There are four or five LIVE DELEGATES there, but we need more. The hotel industry is all there is in Denver except the packing house, and the workers are ready. All members should take out credentials. Address headquarters or Robert Danley, 2961 Curtis St., Denver, Colo., for further information.

The coal camps of Colorado show excellent spirit —but the ground is all new and unbroken. All No. 800, No. 400, and No. 600 delegates in the field should pave the way for this important industrial organization. No. 1100 offers the first opportunity to miners’ wives and daughters to organize in the industrial army with their husbands, fathers, and brothers. ‘In union there is strength.” Some of these women are tried fighters, too.

In organizing this industry, the first idea should be a firm, solid foundation, so our organization will be able to weather the approaching storm. REMEMBER, WE ARE TO FEED THE WORKERS.

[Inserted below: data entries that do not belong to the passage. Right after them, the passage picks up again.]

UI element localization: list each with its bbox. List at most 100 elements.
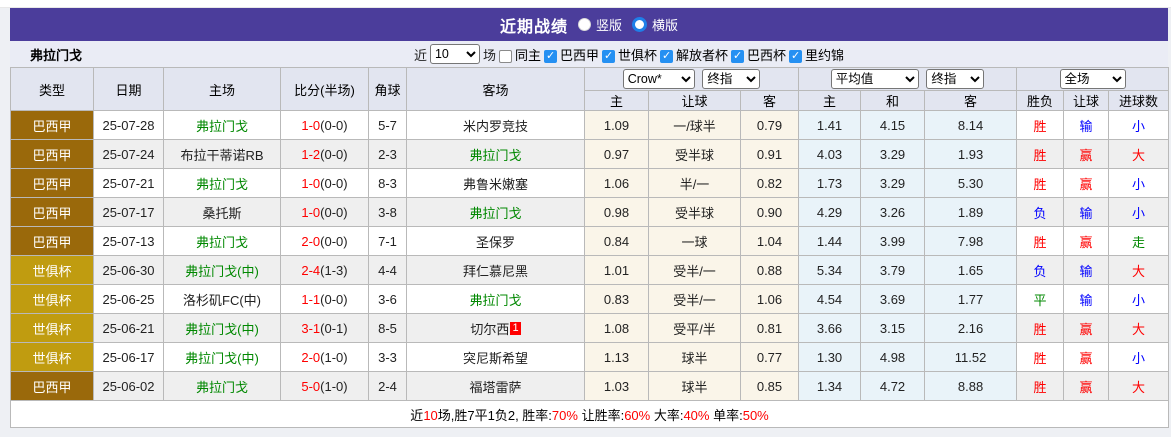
euro-draw-odds: 3.29 xyxy=(860,139,926,169)
row-league: 世俱杯 xyxy=(10,284,94,314)
row-league: 巴西甲 xyxy=(10,110,94,140)
asian-away-odds: 0.91 xyxy=(739,139,800,169)
asian-handicap: 球半 xyxy=(648,342,741,372)
score-fulltime: 1-0 xyxy=(301,117,321,133)
score-halftime: (1-0) xyxy=(320,349,348,365)
asian-handicap: 受半球 xyxy=(648,197,741,227)
sub-header-asian-away: 客 xyxy=(739,90,800,111)
row-league: 世俱杯 xyxy=(10,255,94,285)
page-title: 近期战绩 xyxy=(499,18,568,36)
footer-part: 单率: xyxy=(709,407,743,423)
league-label[interactable]: 巴西杯 xyxy=(747,47,787,63)
europe-stage-select[interactable]: 终指 xyxy=(926,69,985,89)
result-handicap: 赢 xyxy=(1063,139,1110,169)
result-goals: 大 xyxy=(1108,139,1170,169)
sub-header-asian-handicap: 让球 xyxy=(648,90,741,111)
row-corners: 5-7 xyxy=(368,110,407,140)
euro-away-odds: 11.52 xyxy=(924,342,1018,372)
horizontal-layout-radio[interactable] xyxy=(632,17,647,32)
euro-away-odds: 7.98 xyxy=(924,226,1018,256)
home-team: 桑托斯 xyxy=(163,197,281,227)
asian-home-odds: 0.84 xyxy=(584,226,649,256)
top-strip xyxy=(0,0,1171,8)
away-team-cell: 切尔西 1 xyxy=(406,313,585,343)
row-score: 1-2(0-0) xyxy=(280,139,369,169)
euro-home-odds: 1.34 xyxy=(798,371,862,401)
score-halftime: (0-1) xyxy=(320,320,348,336)
away-team-cell: 弗拉门戈 xyxy=(406,284,585,314)
row-corners: 4-4 xyxy=(368,255,407,285)
result-winloss: 胜 xyxy=(1016,226,1065,256)
vertical-layout-radio[interactable] xyxy=(577,18,591,31)
score-fulltime: 2-0 xyxy=(301,349,321,365)
sub-header-asian-home: 主 xyxy=(584,90,649,111)
col-header-away: 客场 xyxy=(406,67,585,111)
away-team-cell: 米内罗竞技 xyxy=(406,110,585,140)
league-label[interactable]: 巴西甲 xyxy=(559,47,599,63)
same-home-label[interactable]: 同主 xyxy=(514,47,541,63)
result-goals: 小 xyxy=(1108,342,1170,372)
result-goals: 小 xyxy=(1108,168,1170,198)
scope-select[interactable]: 全场 xyxy=(1059,69,1126,89)
horizontal-layout-label[interactable]: 横版 xyxy=(652,18,679,33)
asian-handicap: 受半/一 xyxy=(648,284,741,314)
table-row: 巴西甲 25-07-17 桑托斯 1-0(0-0) 3-8 弗拉门戈 0.98 … xyxy=(10,197,1170,227)
league-checkbox[interactable] xyxy=(660,49,674,63)
row-league: 巴西甲 xyxy=(10,168,94,198)
euro-draw-odds: 4.15 xyxy=(860,110,926,140)
score-halftime: (0-0) xyxy=(320,233,348,249)
sub-header-handicap-result: 让球 xyxy=(1063,90,1110,111)
odds-company-select[interactable]: Crow* xyxy=(622,69,695,89)
result-handicap: 赢 xyxy=(1063,226,1110,256)
league-label[interactable]: 解放者杯 xyxy=(676,47,729,63)
result-handicap: 输 xyxy=(1063,110,1110,140)
euro-draw-odds: 3.29 xyxy=(860,168,926,198)
row-league: 世俱杯 xyxy=(10,342,94,372)
row-date: 25-07-13 xyxy=(93,226,164,256)
asian-away-odds: 1.04 xyxy=(739,226,800,256)
away-team: 米内罗竞技 xyxy=(462,118,528,134)
result-goals: 走 xyxy=(1108,226,1170,256)
euro-away-odds: 1.93 xyxy=(924,139,1018,169)
row-corners: 3-3 xyxy=(368,342,407,372)
asian-home-odds: 1.08 xyxy=(584,313,649,343)
euro-away-odds: 1.89 xyxy=(924,197,1018,227)
euro-away-odds: 8.88 xyxy=(924,371,1018,401)
home-team: 弗拉门戈 xyxy=(163,110,281,140)
filter-controls: 近 10 场 同主 巴西甲 世俱杯 解放者杯 巴西杯 里约锦 xyxy=(334,44,844,64)
asian-home-odds: 1.03 xyxy=(584,371,649,401)
filter-bar: 弗拉门戈 近 10 场 同主 巴西甲 世俱杯 解放者杯 巴西杯 里约锦 xyxy=(10,41,1168,67)
same-home-checkbox[interactable] xyxy=(498,49,512,63)
page: 近期战绩 竖版 横版 弗拉门戈 近 10 场 同主 巴西甲 世俱杯 解放者杯 xyxy=(0,0,1171,428)
title-bar: 近期战绩 竖版 横版 xyxy=(10,8,1168,41)
euro-home-odds: 4.29 xyxy=(798,197,862,227)
result-goals: 大 xyxy=(1108,371,1170,401)
score-fulltime: 5-0 xyxy=(301,378,321,394)
vertical-layout-label[interactable]: 竖版 xyxy=(595,18,622,33)
result-winloss: 胜 xyxy=(1016,313,1065,343)
result-winloss: 胜 xyxy=(1016,168,1065,198)
asian-away-odds: 0.90 xyxy=(739,197,800,227)
footer-part: 50% xyxy=(742,407,769,423)
euro-home-odds: 4.54 xyxy=(798,284,862,314)
league-checkbox[interactable] xyxy=(602,49,615,63)
col-header-corner: 角球 xyxy=(368,67,407,111)
league-checkbox[interactable] xyxy=(789,49,803,63)
score-fulltime: 3-1 xyxy=(301,320,321,336)
league-checkbox[interactable] xyxy=(731,49,745,63)
asian-handicap: 一/球半 xyxy=(648,110,741,140)
home-team: 弗拉门戈 xyxy=(163,168,281,198)
league-label[interactable]: 里约锦 xyxy=(805,47,845,63)
games-count-select[interactable]: 10 xyxy=(429,44,480,64)
away-team-cell: 圣保罗 xyxy=(406,226,585,256)
euro-home-odds: 1.44 xyxy=(798,226,862,256)
euro-draw-odds: 3.69 xyxy=(860,284,926,314)
away-team: 拜仁慕尼黑 xyxy=(462,263,528,279)
away-team-cell: 福塔雷萨 xyxy=(406,371,585,401)
score-halftime: (0-0) xyxy=(320,204,348,220)
europe-avg-select[interactable]: 平均值 xyxy=(830,69,919,89)
league-checkbox[interactable] xyxy=(543,49,557,63)
row-corners: 7-1 xyxy=(368,226,407,256)
odds-stage-select[interactable]: 终指 xyxy=(702,69,761,89)
league-label[interactable]: 世俱杯 xyxy=(618,47,658,63)
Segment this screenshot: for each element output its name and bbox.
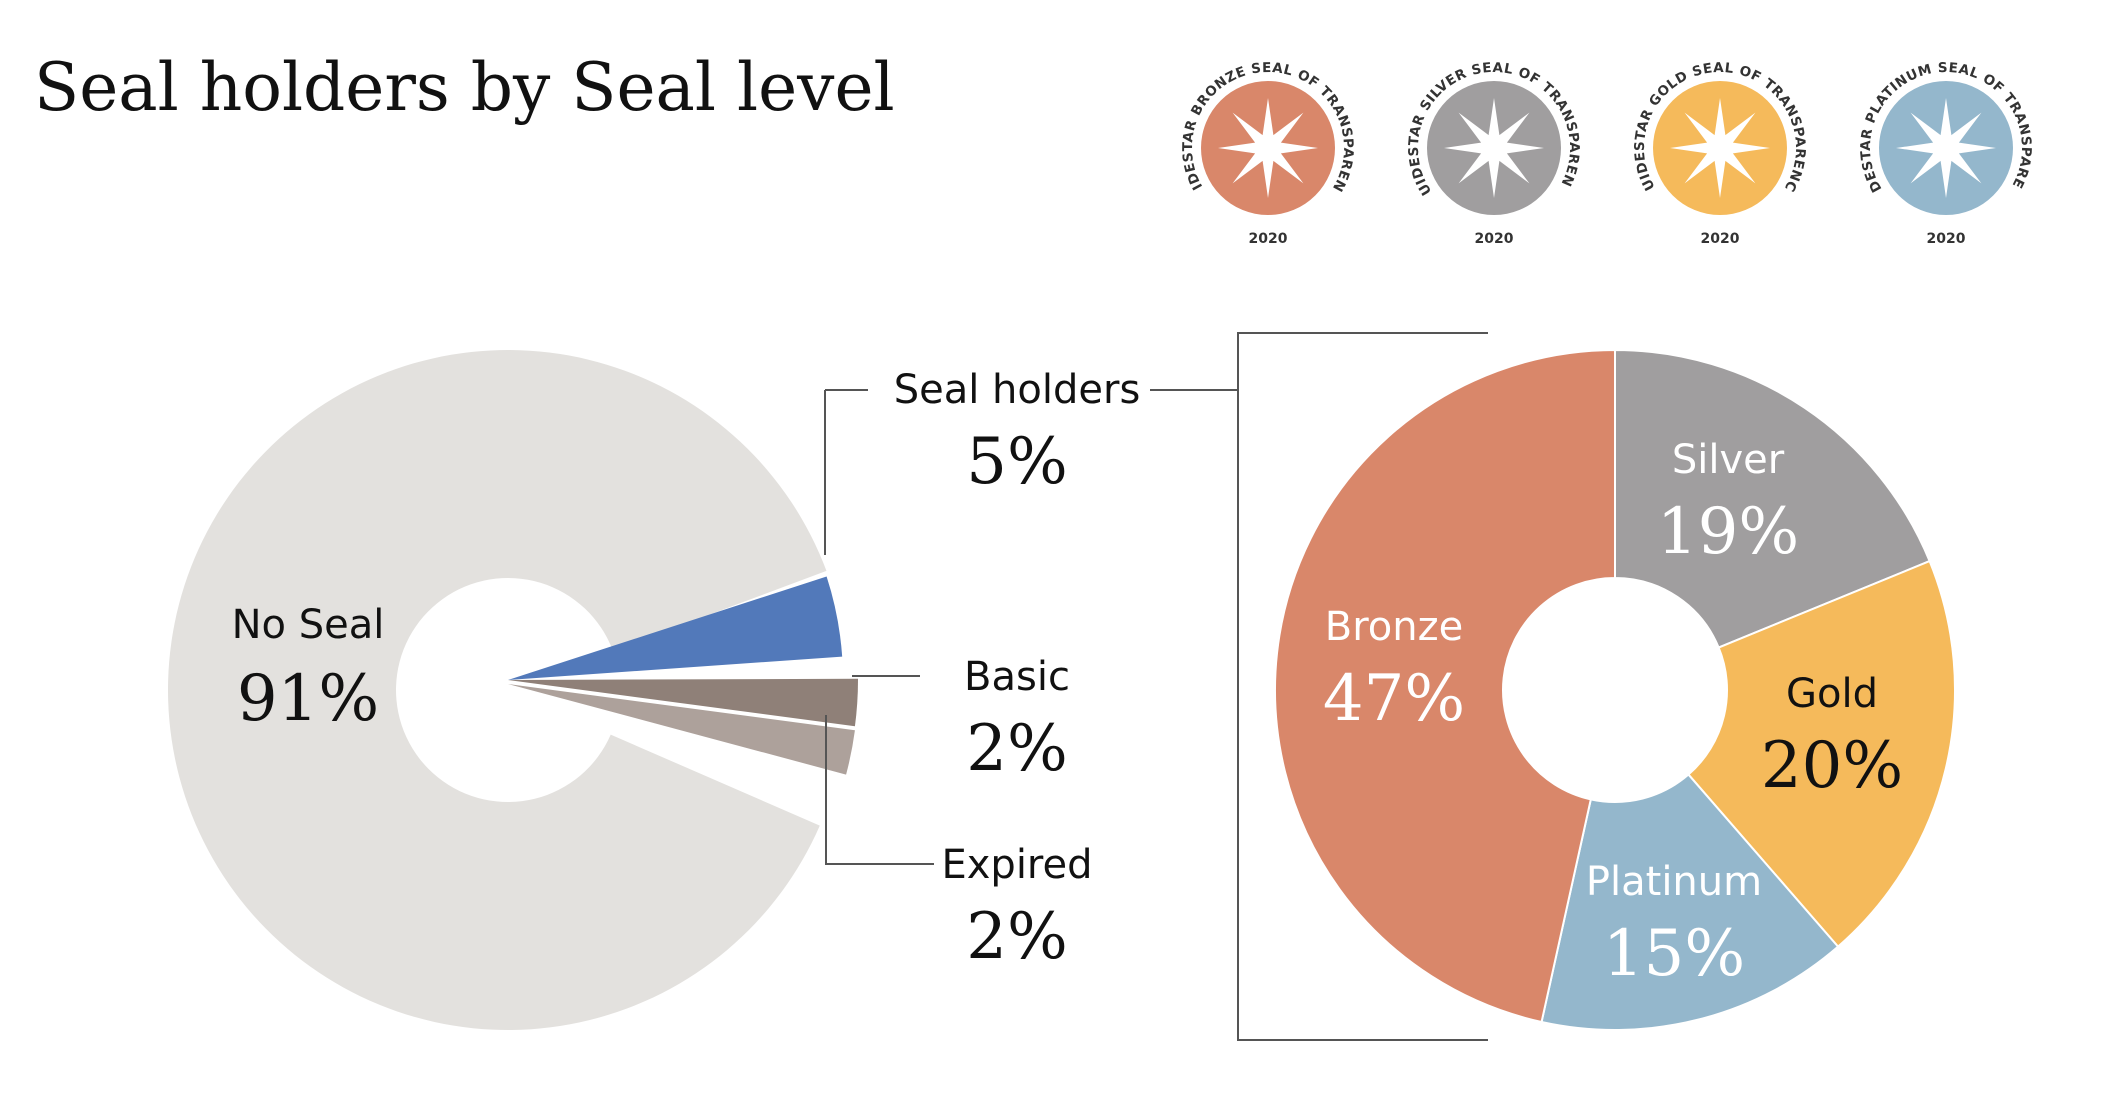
star-icon (1218, 98, 1318, 198)
slice-expired (508, 684, 855, 775)
seal-year-text: 2020 (1701, 231, 1740, 247)
seal-level-donut-labels: Bronze 47% Silver 19% Gold 20% Platinum 15% (1323, 437, 1903, 991)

We are considering the question of sending an organizer east. This part of the country is all split up in all kinds of organizations, all claiming to be the only and right kind of unions. In New York the Hotel and Restaurant Workers are deceived into believing that the International Federation of Workers in the hotel, restaurant, club and catering industry is a real industrial union. But the workers know that only a union with revolutionary ideals, like the One Big Union of I.W.W., can abolish wage slavery and establish an industrial commonwealth of the world’s workers. What we need is educational propaganda, and we ask all the Fellow Workers in the east to write for leaflets and literature.

50,000 new leaflets just off the press. Send in your order today. The price is $3 a thousand. Also order some of the NOW! NOW! cards. The price is $3 a thousand.

Don’t forget your ballot. Be sure to get it in by July 20th. It is very important to vote.

Send in your contributions to all of the papers. Let the other branches know what you are doing. Also send in some contributions and suggestions for the Bulletin.

All the delegates and branch secretaries must send in their reports at least once a month. Don’t neglect that and be sure to fill out the reports correctly.

The signs everywhere are that the work done by the boys in jail has not been done in vain. Re- member them the way they like best to be remembered—by ORGANIZING.

But we also need money for the relief and defense work. $10,000 (ten thousand) is needed within the next few weeks to appeal the Chicago case and for preparing the Sacramento and Wichita cases. What are you going to do? Are you going to let our members rot in the jails? Send in your contributions NOW. Get a relief or organization stamp in your book. All the secretaries and delegates should see to it that every member gets his stamp.

With best wishes, I remain,

Yours for the One Big Union, ERNST HOLMEN, Sec’y-Treas. Pro Tem. H.R. & D.W.I.U. No. 1100

One Big Union Monthly was a magazine published in Chicago by the General Executive Board of the Industrial Workers of the World from 1919 until 1938, with a break from February, 1921 until September, 1926 when Industrial Pioneer was produced. OBU was a large format, magazine publication with heavy use of images, cartoons and photos. OBU carried news, analysis, poetry, and art as well as I.W.W. local and national reports.